Explanation: But no sooner were my eyes open, but I saw my Poll sitting on top of the hedge; and...to talk to him and teach him.


Explanation:
But no sooner were my eyes open, but I saw my Poll sitting on top of the hedge; and immediately knew that it was he spoke to me; for just in such bemoaning language I had used to talk to him and teach him.

Answer: These lines have been taken from Chapter 12 of Robinson Crusoe written by Daniel Defoe. These lines express Crusoe's feelings when his trained parrot Poll soothingly calls him by name in times of his danger.

On return from his nearly fatal canoe trip, Crusoe finds his parrot calling his name the way he used to teach the parrot to speak. The scene expresses the pathos of having only a bird to welcome him. Crusoe domesticates the bird in an attempt to provide himself with a substitute family member because he refers to his pets as his family.
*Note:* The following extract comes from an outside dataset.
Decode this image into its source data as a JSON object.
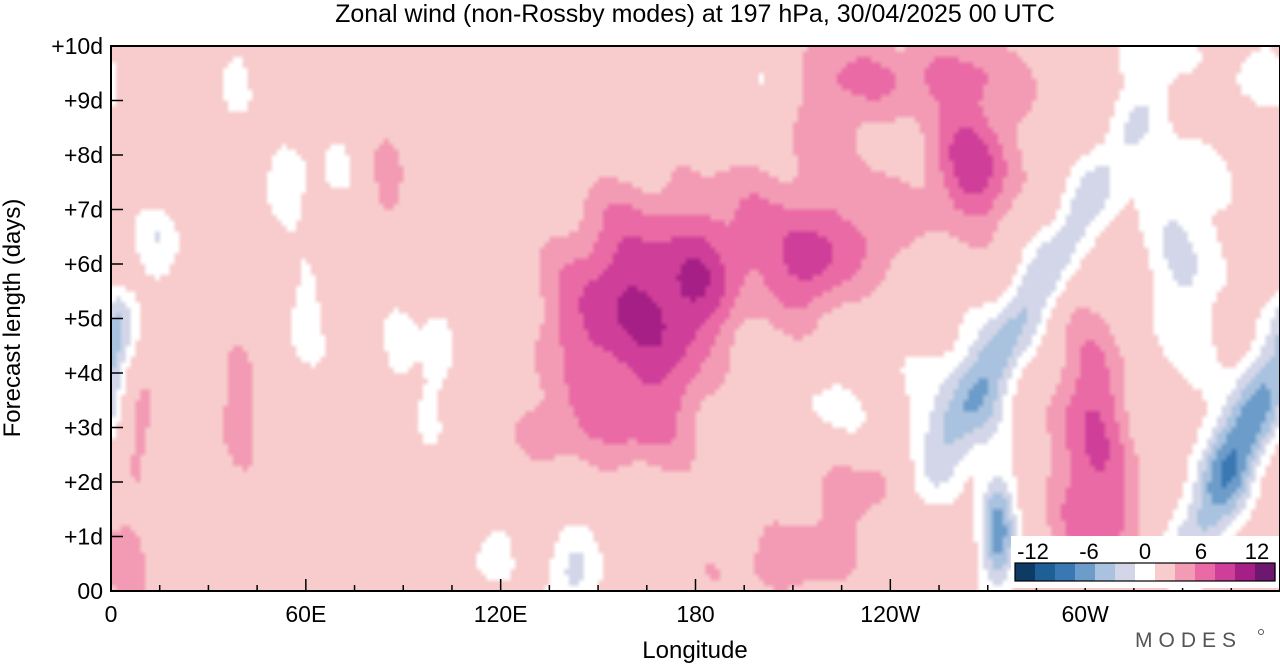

Poll's friendly address to his master foreshadows Friday's role as a conversation partner in Crusoe's life. Moreover, Poll's words show a self-pitying side of Crusoe that he never reveals in his narration. Teaching the bird to call him "poor" in a "bemoaning" tone shows that he may feel more like complaining than he admits in his story and that his Christian patience might be getting thin. Poll's greeting has also a spiritual significance. It comes right after Crusoe's near-death experience in the canoe. And it seems that the words come from an invisible speaker since Crusoe imagines a person might be addressing him. It seems like a mystical moment until the words are revealed not to be God's but Crusoe's own words repeated by a bird.

In these lines, Crusoe seems to be self-pitying. Cut off from human communication, Crusoe seems to be cut off from divine communication too. He can only speak to himself.